Article Text

FREEMAN-SHELDON SYNDROME
  1. J Paprocka1,
  2. E Jamroz1,
  3. A Pyrkosz2,
  4. E Marszał1
  1. 1Child Neurology Department, Silesian Medical University, Katowice, Poland
  2. 2Molecular And Clinical Genetics Department, Silesian Medical University, Katowice, Poland

Abstract

In the mid-1990s the classification of the most common Mendelian-inherited arthrogryposis syndromes was revised. Distal arthrogryposes (DAs) were classified into 10 hierarchically related disorders according to the proportion of features they shared with one another (DA1–DA10). Features shared among the DAs include a consistent pattern of distal joint (hands and feet) involvement, limited proximal joint involvement, autosomal dominant inheritance, variable expressivity.

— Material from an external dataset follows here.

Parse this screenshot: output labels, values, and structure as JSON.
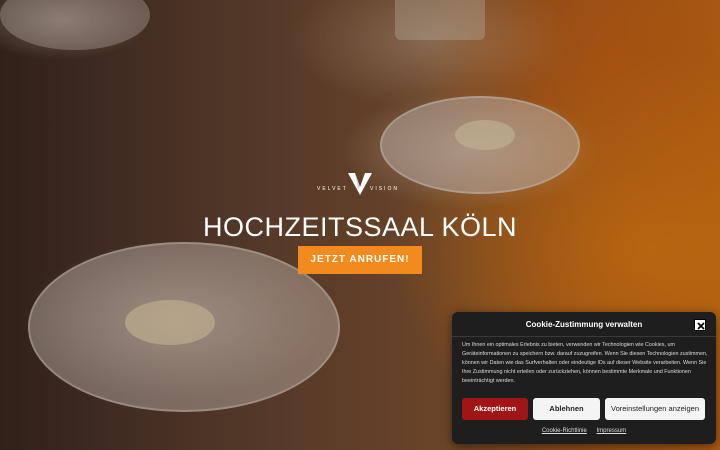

Most FSS cases are sporadic, but there are also evidences of autosomal-dominant transmission in FSS. An autosomal recessive or X-linked recessive pattern may be observed in cases in which the parent has non-penetrant somatic mosaicism or germ-like mosaicism.

Several DA syndromes can be caused by mutations in 4 genes that encode proteins of the troponin-tropomyosin complex of fast-twich myofibres (mutations in TPM2, TNN12, TNNT3, MYH8).

The most frequently seen clinical manifestation are: scoliosis, dental crowding, strabismus, severe respiratory infections, hearing loss, fractures, hernia, cryptorchidism, headaches, malignant hyperthermia, joint dislocations, severe vomiting, arthritis/joint pain. Children with Freeman-Sheldon syndrome are recognized by the characteristic face (“whistling mouth”), microcephaly and mental retardation have been observed in one third of patients.

The authors present a 11-month-old boy with the phenotype of Freeman-Sheldon syndrome.